Foi quando ouvi, distintamente, a voz de Tia Meméia conversando com Pombinha, a égua branca. E notei que Pombinha como que respondia, porque cada vez que Tia Meméia parava, dali um pouco a égua emitia uns relinchos suaves e longos.  Esquisito aquilo, mas na hora fiquei aliviado, porque isso significava que eu podia entrar na casa. Hesitei só um pouquinho, pensando no mau-caratismo do meu gesto, mas já que eu tinha chegado até aquele ponto, achei que não podia mais recuar. E entrei na casa. Que percorri, igualmente agachado e o pé ante pé, peça por peça.

E outra vez, agora para meu claro desapontamento, nenhum sinal de apetrechos de bruxa. Nenhum caldeirão, frascos com poções ou asas de morcego, nenhuma gaiola com corvos ou outros bichos, nem mesmo um gato preto, acompanhante fundamental de uma bruxa que se preze. Nada! Para variar, mais um monte de livros espalhados nos dois quartos. Havia também uma velha máquina de costura, que foi o mais que consegui encontrar de anormal. Finalmente entrei na cozinha, pequena e escrupulosamente limpa, com panelas areadas rebrilhantes penduradas numa parede.
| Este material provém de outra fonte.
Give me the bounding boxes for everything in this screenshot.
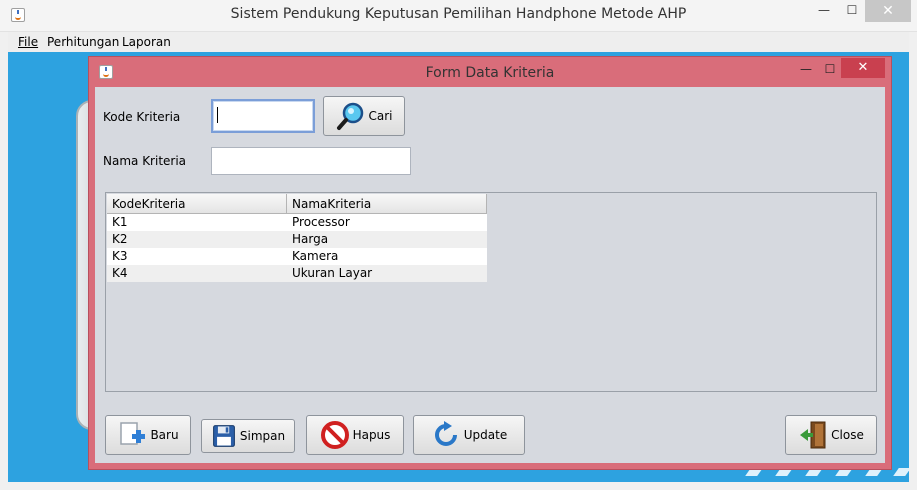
table-row[interactable]: K2 Harga — [107, 231, 487, 248]
menu-file[interactable]: File — [18, 35, 38, 49]
close-form-button[interactable]: Close — [785, 415, 877, 455]
cell-nama: Kamera — [292, 249, 339, 263]
floppy-disk-icon — [212, 425, 235, 447]
kriteria-table[interactable]: KodeKriteria NamaKriteria K1 Processor K… — [107, 194, 487, 282]
kode-kriteria-input[interactable] — [211, 99, 315, 133]
column-header-namakriteria[interactable]: NamaKriteria — [287, 194, 487, 213]
hapus-button-label: Hapus — [352, 428, 391, 442]
update-button-label: Update — [463, 428, 508, 442]
nama-kriteria-input[interactable] — [211, 147, 411, 175]
close-window-button[interactable]: ✕ — [865, 0, 911, 22]
exit-door-icon — [800, 421, 826, 449]
cell-nama: Harga — [292, 232, 329, 246]
form-close-button[interactable]: ✕ — [841, 58, 885, 78]
cari-button-label: Cari — [368, 109, 393, 123]
cell-kode: K1 — [112, 215, 128, 229]
close-form-button-label: Close — [831, 428, 864, 442]
minimize-button[interactable]: — — [810, 0, 838, 22]
baru-button[interactable]: Baru — [105, 415, 191, 455]
form-data-kriteria-window: Form Data Kriteria — ☐ ✕ Kode Kriteria C… — [88, 56, 892, 470]
column-header-kodekriteria[interactable]: KodeKriteria — [107, 194, 287, 213]
table-header: KodeKriteria NamaKriteria — [107, 194, 487, 214]
magnifier-icon — [336, 102, 363, 130]
cell-kode: K2 — [112, 232, 128, 246]
update-button[interactable]: Update — [413, 415, 525, 455]
form-title: Form Data Kriteria — [425, 65, 555, 81]
form-body: Kode Kriteria Cari Nama Kriteria KodeKri… — [95, 87, 885, 463]
table-row[interactable]: K4 Ukuran Layar — [107, 265, 487, 282]
hapus-button[interactable]: Hapus — [306, 415, 404, 455]
main-window-title: Sistem Pendukung Keputusan Pemilihan Han… — [230, 6, 687, 22]
baru-button-label: Baru — [150, 428, 179, 442]
nama-kriteria-label: Nama Kriteria — [103, 154, 187, 168]
new-document-icon — [120, 422, 146, 445]
table-row[interactable]: K1 Processor — [107, 214, 487, 231]
menu-bar: File Perhitungan Laporan — [8, 32, 909, 52]
text-caret — [217, 107, 218, 123]
decor-stripe — [893, 468, 909, 476]
menu-perhitungan[interactable]: Perhitungan — [47, 35, 119, 49]
refresh-icon — [434, 421, 457, 446]
simpan-button[interactable]: Simpan — [201, 419, 295, 453]
table-row[interactable]: K3 Kamera — [107, 248, 487, 265]
window-bottom-border — [0, 482, 917, 490]
cell-nama: Ukuran Layar — [292, 266, 373, 280]
main-window-titlebar: Sistem Pendukung Keputusan Pemilihan Han… — [0, 0, 917, 32]
cari-button[interactable]: Cari — [323, 96, 405, 136]
no-entry-icon — [320, 421, 349, 449]
table-body: K1 Processor K2 Harga K3 Kamera K4 Ukura… — [107, 214, 487, 282]
maximize-button[interactable]: ☐ — [838, 0, 866, 22]
simpan-button-label: Simpan — [239, 429, 286, 443]
kode-kriteria-label: Kode Kriteria — [103, 110, 181, 124]
cell-kode: K4 — [112, 266, 128, 280]
cell-kode: K3 — [112, 249, 128, 263]
form-maximize-button[interactable]: ☐ — [817, 59, 843, 79]
form-titlebar[interactable]: Form Data Kriteria — ☐ ✕ — [89, 57, 891, 87]
form-minimize-button[interactable]: — — [793, 59, 819, 79]
kriteria-table-scrollpane[interactable]: KodeKriteria NamaKriteria K1 Processor K… — [105, 192, 877, 392]
menu-laporan[interactable]: Laporan — [122, 35, 171, 49]
cell-nama: Processor — [292, 215, 350, 229]
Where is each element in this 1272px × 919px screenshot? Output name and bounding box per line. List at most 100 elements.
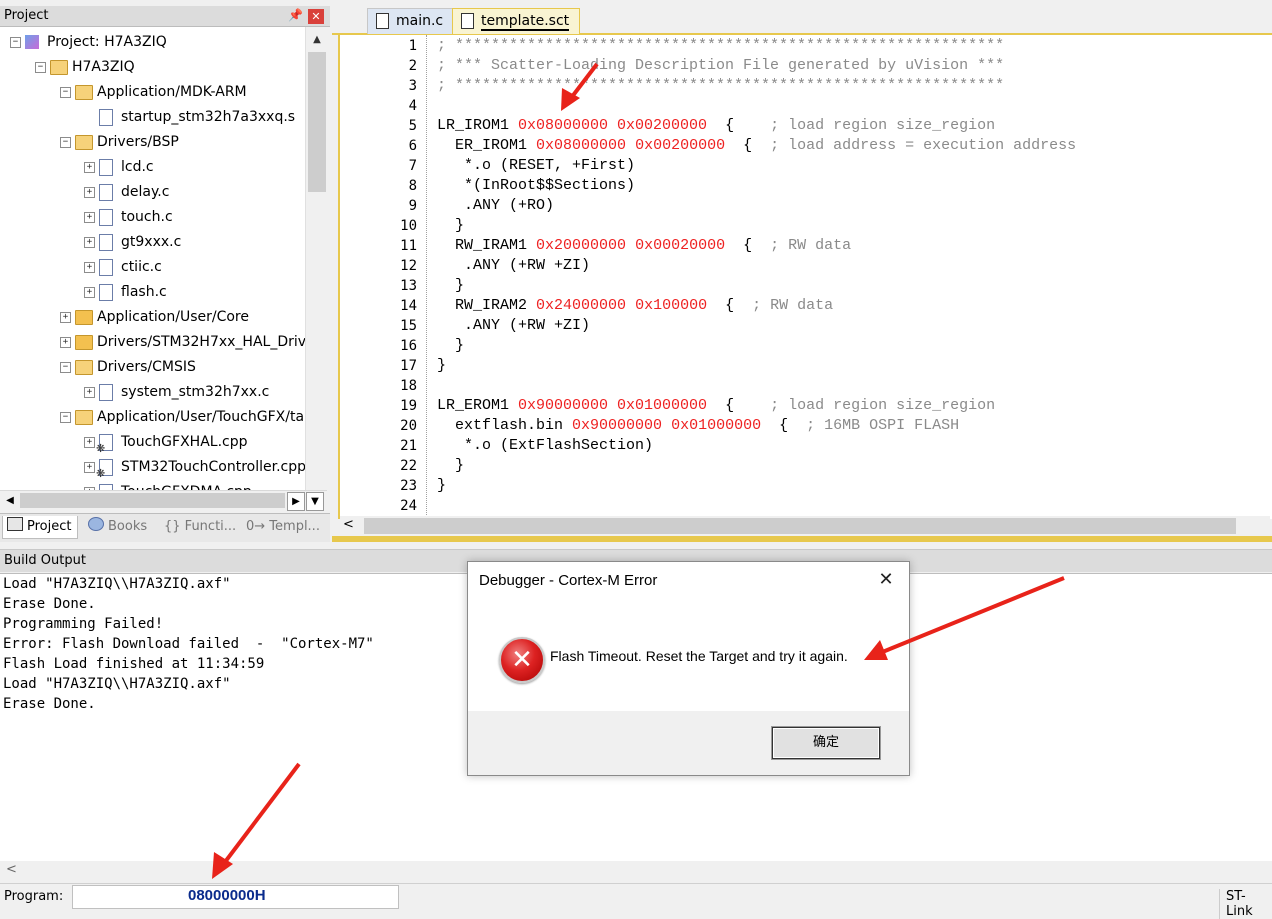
code-token: .ANY (+RO) — [437, 197, 555, 214]
hex-literal: 0x00020000 — [635, 237, 726, 254]
tree-item-label: H7A3ZIQ — [72, 59, 135, 75]
tree-item[interactable]: − Application/User/TouchGFX/ta — [0, 406, 305, 428]
expand-icon[interactable]: + — [60, 312, 71, 323]
line-number: 18 — [400, 378, 417, 394]
tab-books[interactable]: Books — [84, 516, 154, 538]
file-icon — [99, 184, 113, 201]
code-editor[interactable]: 1 2 3 4 5 6 7 8 9 10 11 12 13 14 15 16 17 18 19 20 21 22 23 24 … — [338, 35, 1272, 519]
scroll-down-icon[interactable]: ▼ — [306, 492, 324, 511]
collapse-icon[interactable]: − — [60, 412, 71, 423]
close-icon[interactable]: ✕ — [872, 568, 900, 592]
code-line: *(InRoot$$Sections) — [437, 177, 635, 194]
tree-item[interactable]: startup_stm32h7a3xxq.s — [0, 106, 305, 128]
editor-horizontal-scrollbar[interactable]: < — [340, 516, 1270, 536]
tree-item[interactable]: + system_stm32h7xx.c — [0, 381, 305, 403]
project-tree-vertical-scrollbar[interactable]: ▲ — [305, 27, 328, 490]
expand-icon[interactable]: + — [84, 162, 95, 173]
code-line: .ANY (+RW +ZI) — [437, 317, 590, 334]
code-line: *.o (ExtFlashSection) — [437, 437, 653, 454]
tab-main-c[interactable]: main.c — [367, 8, 455, 34]
folder-icon — [75, 335, 93, 350]
tab-template-sct[interactable]: template.sct — [452, 8, 581, 34]
tree-item[interactable]: + Application/User/Core — [0, 306, 305, 328]
tree-item-label: delay.c — [121, 184, 170, 200]
expand-icon[interactable]: + — [84, 262, 95, 273]
file-icon — [99, 284, 113, 301]
build-output-title: Build Output — [4, 553, 86, 568]
expand-icon[interactable]: + — [60, 337, 71, 348]
close-icon[interactable]: ✕ — [308, 9, 324, 24]
code-token: } — [437, 477, 447, 494]
tree-item-label: STM32TouchController.cpp — [121, 459, 305, 475]
tree-item[interactable]: − H7A3ZIQ — [0, 56, 305, 78]
code-line: ; *** Scatter-Loading Description File g… — [437, 57, 1004, 74]
expand-icon[interactable]: + — [84, 437, 95, 448]
program-label: Program: — [4, 889, 64, 904]
debugger-label: ST-Link — [1219, 889, 1272, 919]
collapse-icon[interactable]: − — [35, 62, 46, 73]
folder-open-icon — [75, 85, 93, 100]
line-number: 11 — [400, 238, 417, 254]
build-output-line: Flash Load finished at 11:34:59 — [3, 656, 265, 672]
project-tree-horizontal-scrollbar[interactable]: ◀ ▶ ▼ — [0, 490, 327, 511]
expand-icon[interactable]: + — [84, 287, 95, 298]
hex-literal: 0x00200000 — [635, 137, 726, 154]
tree-item[interactable]: + TouchGFXHAL.cpp — [0, 431, 305, 460]
tree-item[interactable]: + lcd.c — [0, 156, 305, 178]
tree-item[interactable]: − Application/MDK-ARM — [0, 81, 305, 103]
build-output-horizontal-scrollbar[interactable]: < — [0, 861, 1272, 881]
build-output-line: Erase Done. — [3, 696, 96, 712]
code-comment: ; load region size_region — [770, 117, 996, 134]
collapse-icon[interactable]: − — [60, 137, 71, 148]
expand-icon[interactable]: + — [84, 462, 95, 473]
scroll-right-icon[interactable]: ▶ — [287, 492, 305, 511]
code-comment: ; load region size_region — [770, 397, 996, 414]
code-token: extflash.bin — [437, 417, 573, 434]
tree-item[interactable]: + delay.c — [0, 181, 305, 203]
tree-item[interactable]: + Drivers/STM32H7xx_HAL_Drive — [0, 331, 305, 353]
tree-item[interactable]: + ctiic.c — [0, 256, 305, 278]
scroll-left-icon[interactable]: < — [6, 862, 17, 877]
ok-button[interactable]: 确定 — [772, 727, 880, 759]
tab-project[interactable]: Project — [2, 516, 78, 539]
tree-item[interactable]: + STM32TouchController.cpp — [0, 456, 305, 485]
line-number: 1 — [408, 38, 417, 54]
pin-icon[interactable]: 📌 — [288, 8, 303, 22]
code-line: } — [437, 277, 464, 294]
tree-item[interactable]: +TouchGFXDMA.cpp — [0, 481, 305, 490]
collapse-icon[interactable]: − — [60, 87, 71, 98]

Nada de coisas de bruxa também.

E então a grande surpresa e o grande abalo: através da janela aberta da cozinha eu pude divisar Tia Meméia no quintal. Em frente a uma fogueira de lenha, mexendo um enorme caldeirão com uma grande pá de madeira. Ela mexia e cantava, aí parava a cantoria e conversava de novo com Pombinha – e a égua respondia, tenho certeza! E Tia Meméia mexia e remexia o caldeirão sem parar. E dele saía um vapor esbranquiçado e abundante, o que me assustou ainda mais.

Fiquei paralisado de medo. E de decepção. Justo eu, que gostava tanto de Tia Meméia, acabara de descobrir que ela era, realmente, uma bruxa! Sua atividade ao caldeirão não deixava qualquer dúvida. Céus, eu estava correndo um grande perigo! Se ela me descobrisse e soubesse que eu conhecia agora o seu macabro segredo, certamente ela não ia deixar barato. Fiquei gelado ao pensar no que ela poderia me transformar: num sapo, com toda certeza. Mas podia ser ainda pior: numa cobra peçonhenta. Ou numa barata asquerosa. Ou pior ainda, num monte de esterco da égua. Comecei até a sentir meu fedor de esterco, foi horrível.

Numa tentativa desesperada de fuga, me arrojei de barriga no chão e comecei a rastejar para a sala. Meu susto aumentou: Puxa, será que já estou começando a virar cobra?! Mas, na soleira entre a cozinha e a sala, Fulustreca me contemplava imóvel. Vi que agora ela não sacudia o rabinho. Pronto, é agora que eu ia virar uma cobra estraçalhada por um canídeo! Num gesto de desespero, arreganhei meus dentes, para a cadela ver o tamanho que já deveriam ter, àquela altura, as minhas presas cheias de veneno mortal. Fulustreca não mostrou o menor medo. Continuou a me observar com aquela cara de quem está olhando um doido rastejar pelo chão. E nesse momento eu quase tenho uma síncope fulminante, o maior cagaço da minha vida até então: Lá do quintal, a voz de Tia Meméia, com seu timbre agradável, nítido e quase musical, falou MEU NOME!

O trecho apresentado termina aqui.